Hypertension is associated with the imbalance of
vasoconstrictor and
vasodilator systems. Vasodilation is usually evaluated in isolated blood vessels, but except for
nitric oxide (NO), relatively little attention is given to the in vivo efficiency of particular
vasodilator mechanisms. The aim of our study was to evaluate the contribution of endogenous
vasodilator prostanoids, Ca(2+)-activated K(+) channels and NO to blood pressure (BP) maintenance in rats with three different forms of experimental
hypertension. Both principal vasopressor systems (the renin-angiotensin system and the sympathetic nervous system) were blocked by
captopril and
pentolinium in conscious spontaneously hypertensive rats (SHRs), Dahl
salt-hypertensive (DS-HS) rats and rats with NO-deficient
hypertension, as well as in their normotensive controls.

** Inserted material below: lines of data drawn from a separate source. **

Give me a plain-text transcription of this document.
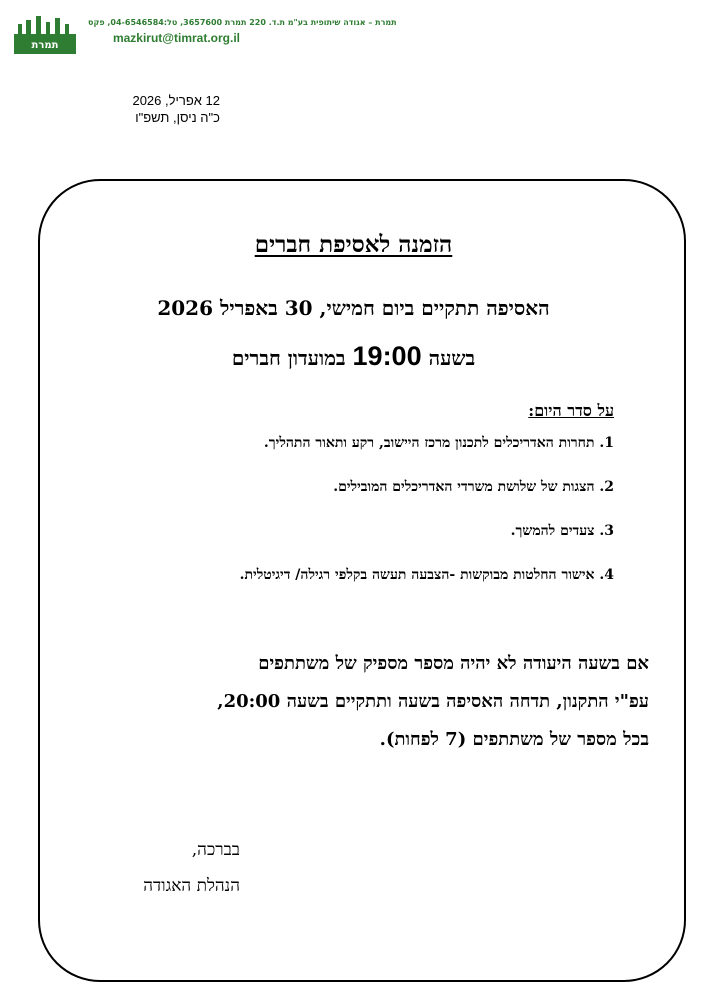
תמרת
תמרת – אגודה שיתופית בע"מ ת.ד. 220 תמרת 3657600, טל:04-6546584, פקס
mazkirut@timrat.org.il
12 אפריל, 2026
כ"ה ניסן, תשפ"ו
הזמנה לאסיפת חברים
האסיפה תתקיים ביום חמישי, 30 באפריל 2026
בשעה 19:00 במועדון חברים
על סדר היום:
1. תחרות האדריכלים לתכנון מרכז היישוב, רקע ותאור התהליך.
2. הצגות של שלושת משרדי האדריכלים המובילים.
3. צעדים להמשך.
4. אישור החלטות מבוקשות -הצבעה תעשה בקלפי רגילה/ דיגיטלית.
אם בשעה היעודה לא יהיה מספר מספיק של משתתפים
עפ"י התקנון, תדחה האסיפה בשעה ותתקיים בשעה 20:00,
בכל מספר של משתתפים (7 לפחות).
בברכה,
הנהלת האגודה
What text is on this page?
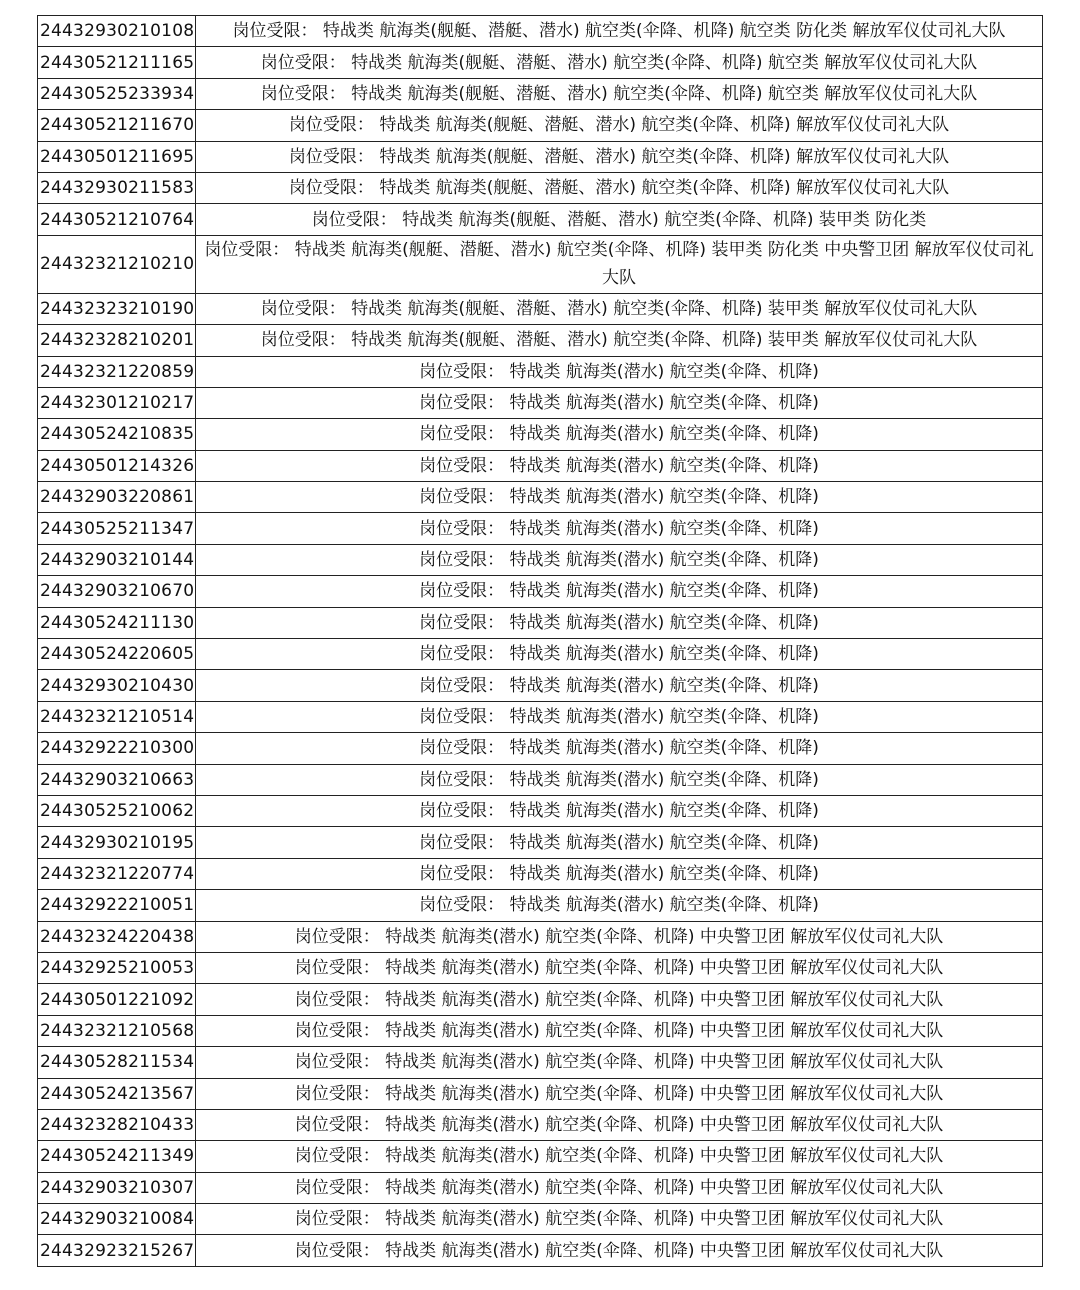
24432930210108	岗位受限： 特战类 航海类(舰艇、潜艇、潜水) 航空类(伞降、机降) 航空类 防化类 解放军仪仗司礼大队
24430521211165	岗位受限： 特战类 航海类(舰艇、潜艇、潜水) 航空类(伞降、机降) 航空类 解放军仪仗司礼大队
24430525233934	岗位受限： 特战类 航海类(舰艇、潜艇、潜水) 航空类(伞降、机降) 航空类 解放军仪仗司礼大队
24430521211670	岗位受限： 特战类 航海类(舰艇、潜艇、潜水) 航空类(伞降、机降) 解放军仪仗司礼大队
24430501211695	岗位受限： 特战类 航海类(舰艇、潜艇、潜水) 航空类(伞降、机降) 解放军仪仗司礼大队
24432930211583	岗位受限： 特战类 航海类(舰艇、潜艇、潜水) 航空类(伞降、机降) 解放军仪仗司礼大队
24430521210764	岗位受限： 特战类 航海类(舰艇、潜艇、潜水) 航空类(伞降、机降) 装甲类 防化类
24432321210210	岗位受限： 特战类 航海类(舰艇、潜艇、潜水) 航空类(伞降、机降) 装甲类 防化类 中央警卫团 解放军仪仗司礼大队
24432323210190	岗位受限： 特战类 航海类(舰艇、潜艇、潜水) 航空类(伞降、机降) 装甲类 解放军仪仗司礼大队
24432328210201	岗位受限： 特战类 航海类(舰艇、潜艇、潜水) 航空类(伞降、机降) 装甲类 解放军仪仗司礼大队
24432321220859	岗位受限： 特战类 航海类(潜水) 航空类(伞降、机降)
24432301210217	岗位受限： 特战类 航海类(潜水) 航空类(伞降、机降)
24430524210835	岗位受限： 特战类 航海类(潜水) 航空类(伞降、机降)
24430501214326	岗位受限： 特战类 航海类(潜水) 航空类(伞降、机降)
24432903220861	岗位受限： 特战类 航海类(潜水) 航空类(伞降、机降)
24430525211347	岗位受限： 特战类 航海类(潜水) 航空类(伞降、机降)
24432903210144	岗位受限： 特战类 航海类(潜水) 航空类(伞降、机降)
24432903210670	岗位受限： 特战类 航海类(潜水) 航空类(伞降、机降)
24430524211130	岗位受限： 特战类 航海类(潜水) 航空类(伞降、机降)
24430524220605	岗位受限： 特战类 航海类(潜水) 航空类(伞降、机降)
24432930210430	岗位受限： 特战类 航海类(潜水) 航空类(伞降、机降)
24432321210514	岗位受限： 特战类 航海类(潜水) 航空类(伞降、机降)
24432922210300	岗位受限： 特战类 航海类(潜水) 航空类(伞降、机降)
24432903210663	岗位受限： 特战类 航海类(潜水) 航空类(伞降、机降)
24430525210062	岗位受限： 特战类 航海类(潜水) 航空类(伞降、机降)
24432930210195	岗位受限： 特战类 航海类(潜水) 航空类(伞降、机降)
24432321220774	岗位受限： 特战类 航海类(潜水) 航空类(伞降、机降)
24432922210051	岗位受限： 特战类 航海类(潜水) 航空类(伞降、机降)
24432324220438	岗位受限： 特战类 航海类(潜水) 航空类(伞降、机降) 中央警卫团 解放军仪仗司礼大队
24432925210053	岗位受限： 特战类 航海类(潜水) 航空类(伞降、机降) 中央警卫团 解放军仪仗司礼大队
24430501221092	岗位受限： 特战类 航海类(潜水) 航空类(伞降、机降) 中央警卫团 解放军仪仗司礼大队
24432321210568	岗位受限： 特战类 航海类(潜水) 航空类(伞降、机降) 中央警卫团 解放军仪仗司礼大队
24430528211534	岗位受限： 特战类 航海类(潜水) 航空类(伞降、机降) 中央警卫团 解放军仪仗司礼大队
24430524213567	岗位受限： 特战类 航海类(潜水) 航空类(伞降、机降) 中央警卫团 解放军仪仗司礼大队
24432328210433	岗位受限： 特战类 航海类(潜水) 航空类(伞降、机降) 中央警卫团 解放军仪仗司礼大队
24430524211349	岗位受限： 特战类 航海类(潜水) 航空类(伞降、机降) 中央警卫团 解放军仪仗司礼大队
24432903210307	岗位受限： 特战类 航海类(潜水) 航空类(伞降、机降) 中央警卫团 解放军仪仗司礼大队
24432903210084	岗位受限： 特战类 航海类(潜水) 航空类(伞降、机降) 中央警卫团 解放军仪仗司礼大队
24432923215267	岗位受限： 特战类 航海类(潜水) 航空类(伞降、机降) 中央警卫团 解放军仪仗司礼大队
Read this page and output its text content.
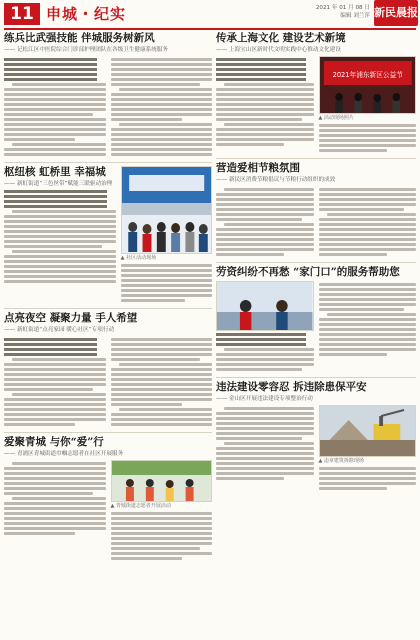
11 申城・纪实	2021 年 01 月 08 日
编辑 刘兰萍 新民晨报
练兵比武强技能 伴城服务树新风
—— 记松江区中医院综合门诊部护理团队在各级卫生健康系统服务
枢纽核 虹桥里 幸福城
—— 新虹街道“三色丝带”赋能三联驱动治理
▲ 社区活动现场
点亮夜空 凝聚力量 手人希望
—— 新虹街道“点亮家园 暖心社区”专项行动
爱聚青城 与你“爱”行
—— 青浦区青城街道巾帼志愿者在社区开展服务
▲ 青城街道志愿者开展活动
传承上海文化 建设艺术新境
—— 上海宝山区新时代文明实践中心推动文化建设
2021年浦东新区公益节
▲ 活动现场照片
营造爱相节粮氛围
—— 新民区消费节粮倡议与节粮行动组织的成效
劳资纠纷不再愁 “家门口”的服务帮助您
违法建设零容忍 拆违除患保平安
—— 金山区开展违法建设专项整治行动
▲ 违章建筑拆除现场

Thereafter, we monitored BP changes in rats subjected to either a sequential or an isolated blockade of
prostanoid synthesis by the non-selective
cyclooxygenase inhibitor,
indomethacin, of Ca(2+)-activated K(+) channels by
tetraethylammonium and of NO formation by
N(G)-nitro-L-arginine methyl ester. All three forms of experimental
hypertension were characterized by augmented sympathetic vasoconstriction. The vasodilatation exerted by endogenous
prostanoids and Ca(2+)-activated K(+) channels was enhanced in all forms of
hypertension, almost proportionally to BP elevation. On the contrary, NO-dependent vasodilatation was not enhanced in any form of experimental
hypertension, and there was a severe relative NO deficiency in both, SHRs and DS-HS rats. In conclusion, our data suggested that there is a compensatory activation of
vasodilator prostanoids and Ca(2+)-activated K(+) channels in rats with experimental
hypertension, whereas NO-dependent vasodilatation is not augmented. Thus, the overall activity of
vasodilator systems failed to compensate for augmented sympathetic vasoconstriction in hypertensive animals.